I made her to realise, here you are the lady of the house and there is no one who can replace you see people if they are your house... slowly she realised and fixed this.
but there has been a sharpe decrease of friends visiting me since I got married. cold response does repel people away
Re: what to do???
First I must ask...why does your husband not want them over? are they disrespectful to him? do you ignore him when they are over? there may be a reason he is behaving this way. find out what the reason is (i am sure you have already) and act accordingly.
If your family is rude or disrespectful to him when they come over then I wouldnt allow them to come over because a wife should not allow anyone to act that way towards her husband even if it is her own family. If this is the case then you need to talk to your family. If he can not give you a reason for his behavior then this is what i would do...
not married but this is most like what I would do if i was...
tell him that you have the right to have your family over and that he will just have to get used to it. you can't cut off ties and/or stop having them over just because he wants to throw a tantrum about it. hopefully with time he will realize that you have put your foot down about this issue and he will in turn just get over it.
IMO it's ok to give in to the small insignificant things such as what color to paint a room, your husband leaving his dinner plates on the table or leaving his clothes on the floor. But you must put your foot down on issues that really matter such as this. Let him know that this is not acceptable and there is no compromising on this.
Re: what to do???
i highly doubt it has anythign to do with him not liking ur parents...
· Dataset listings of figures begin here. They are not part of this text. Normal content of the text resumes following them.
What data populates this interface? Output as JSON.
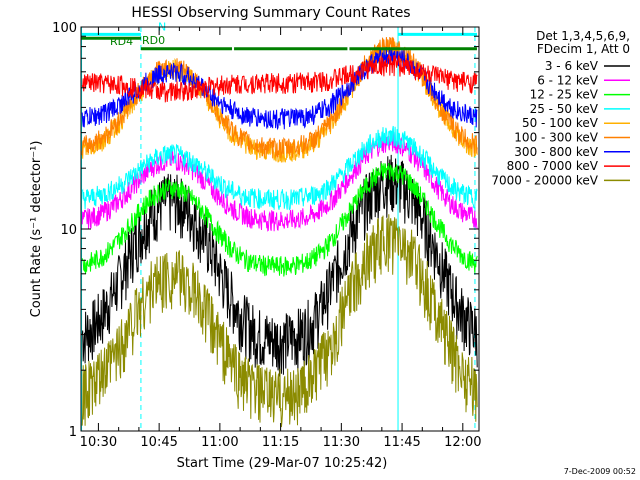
{
  "chart_data": {
    "type": "line",
    "title": "HESSI Observing Summary Count Rates",
    "xlabel": "Start Time (29-Mar-07 10:25:42)",
    "ylabel": "Count Rate (s⁻¹ detector⁻¹)",
    "yscale": "log",
    "ylim": [
      1,
      100
    ],
    "xlim_minutes": [
      "10:25:42",
      "12:04:00"
    ],
    "x_ticks": [
      "10:30",
      "10:45",
      "11:00",
      "11:15",
      "11:30",
      "11:45",
      "12:00"
    ],
    "y_ticks": [
      "1",
      "10",
      "100"
    ],
    "legend_header": [
      "Det 1,3,4,5,6,9,",
      "FDecim 1, Att 0"
    ],
    "legend_placement": "right",
    "footer_date": "7-Dec-2009 00:52",
    "flag_labels": [
      "RD4",
      "RD0",
      "N"
    ],
    "series": [
      {
        "name": "3 - 6 keV",
        "color": "#000000",
        "x": [
          10.5,
          10.75,
          11.0,
          11.25,
          11.5,
          11.67,
          12.0
        ],
        "y": [
          2.8,
          14,
          3.5,
          3.5,
          3.5,
          17.5,
          2.6
        ]
      },
      {
        "name": "6 - 12 keV",
        "color": "#ff00ff",
        "x": [
          10.5,
          10.75,
          11.0,
          11.25,
          11.5,
          11.67,
          12.0
        ],
        "y": [
          11,
          22,
          11.5,
          11.5,
          11.5,
          27,
          11.5
        ]
      },
      {
        "name": "12 - 25 keV",
        "color": "#00ff00",
        "x": [
          10.5,
          10.75,
          11.0,
          11.25,
          11.5,
          11.67,
          12.0
        ],
        "y": [
          6.5,
          16,
          6.5,
          6.5,
          6.5,
          19.5,
          6.5
        ]
      },
      {
        "name": "25 - 50 keV",
        "color": "#00ffff",
        "x": [
          10.5,
          10.75,
          11.0,
          11.25,
          11.5,
          11.67,
          12.0
        ],
        "y": [
          14,
          23.5,
          14,
          14,
          14,
          29,
          14
        ]
      },
      {
        "name": "50 - 100 keV",
        "color": "#ffb000",
        "x": [
          10.5,
          10.75,
          11.0,
          11.25,
          11.5,
          11.67,
          12.0
        ],
        "y": [
          24,
          62,
          24,
          24,
          24,
          78,
          26
        ]
      },
      {
        "name": "100 - 300 keV",
        "color": "#ff8000",
        "x": [
          10.5,
          10.75,
          11.0,
          11.25,
          11.5,
          11.67,
          12.0
        ],
        "y": [
          25,
          64,
          25,
          25,
          25,
          80,
          27
        ]
      },
      {
        "name": "300 - 800 keV",
        "color": "#0000ff",
        "x": [
          10.5,
          10.75,
          11.0,
          11.25,
          11.5,
          11.67,
          12.0
        ],
        "y": [
          35,
          60,
          35,
          35,
          35,
          72,
          35
        ]
      },
      {
        "name": "800 - 7000 keV",
        "color": "#ff0000",
        "x": [
          10.5,
          10.75,
          11.0,
          11.25,
          11.5,
          11.67,
          12.0
        ],
        "y": [
          53,
          48,
          53,
          53,
          53,
          65,
          53
        ]
      },
      {
        "name": "7000 - 20000 keV",
        "color": "#8b8b00",
        "x": [
          10.5,
          10.75,
          11.0,
          11.25,
          11.5,
          11.67,
          12.0
        ],
        "y": [
          1.5,
          6,
          1.5,
          1.5,
          1.5,
          9,
          1.5
        ]
      }
    ]
  }
}
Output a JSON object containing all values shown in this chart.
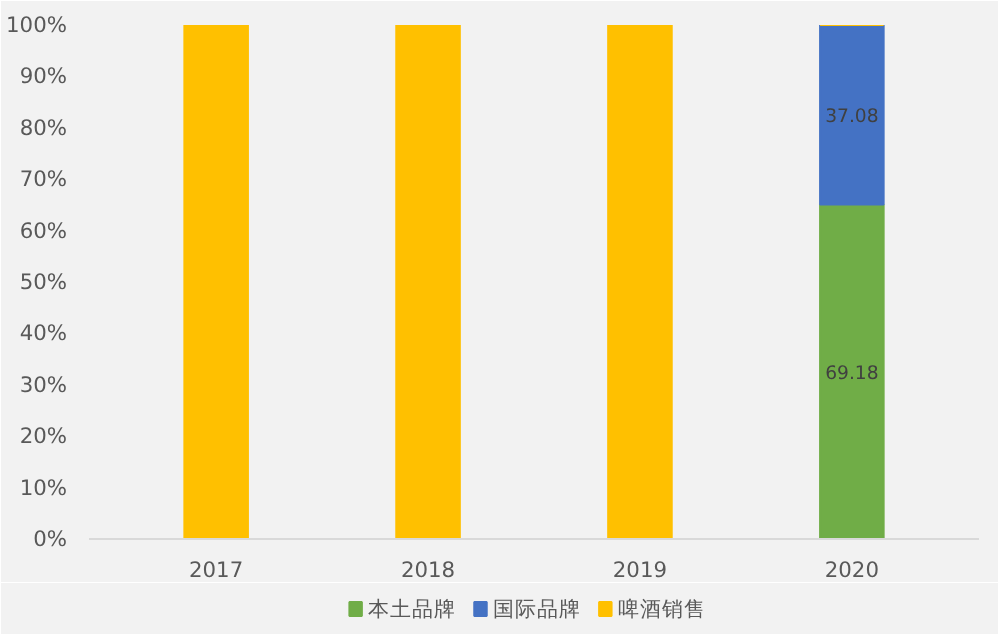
{
  "chart_data": {
    "type": "bar",
    "stacked": true,
    "categories": [
      "2017",
      "2018",
      "2019",
      "2020"
    ],
    "series": [
      {
        "name": "本土品牌",
        "color": "#70ad47",
        "values": [
          0,
          0,
          0,
          65.1
        ]
      },
      {
        "name": "国际品牌",
        "color": "#4472c4",
        "values": [
          0,
          0,
          0,
          34.9
        ]
      },
      {
        "name": "啤酒销售",
        "color": "#ffc000",
        "values": [
          100,
          100,
          100,
          0
        ]
      }
    ],
    "annotations": [
      "69.18",
      "37.08"
    ],
    "ylim": [
      0,
      100
    ],
    "yticks": [
      {
        "value": 0,
        "label": "0%"
      },
      {
        "value": 10,
        "label": "10%"
      },
      {
        "value": 20,
        "label": "20%"
      },
      {
        "value": 30,
        "label": "30%"
      },
      {
        "value": 40,
        "label": "40%"
      },
      {
        "value": 50,
        "label": "50%"
      },
      {
        "value": 60,
        "label": "60%"
      },
      {
        "value": 70,
        "label": "70%"
      },
      {
        "value": 80,
        "label": "80%"
      },
      {
        "value": 90,
        "label": "90%"
      },
      {
        "value": 100,
        "label": "100%"
      }
    ],
    "grid": false,
    "legend": "bottom"
  }
}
Sara, answered really well. If its the finances, that will be bugging him. And he's probably comfortable enough with ur family to excuse himself to go stress in another room... or maybe he feels he's not looking after u well enough (in terms of finances) and cant face ur parents... wierd analogy i know... so dont read into what im saying too much..
bottom line... finances are a huge burden on men. We women (and im talking quite generally so dont be upset anyone) but what im saying is, men do worry about finances a lot more than women.. i have to tell my hubby to relax at least 5 times in a year.. lol hehe.. and investment is a huuuuuge thing. He's prob thinking what will happen if things dont work out... prob thinking of a lot of things. Just be there for him. I dont think he hates ur family.... :)
Re: what to do???
^ yh.. plus it's been 8 years, so it's safe to say this is not how things really are, or that he's showing his true colors or whatever ur afraid of... but rather a rough patch u gys are going through.. Good luck.. any update on it btw?
Re: what to do???
Is he having any trouble at work? Maybe he is having problems at his job and uses that time when your parents are over to go to his study and think. You, the kids and in-laws are occupied with each other and it seems like the perfect time to get away.
Re: what to do???
Maybe he just doesn't like his in-laws? Something happen in the past? Something you think is small and insignificant but not to him. Maybe, a trust was broken somewhere in the past?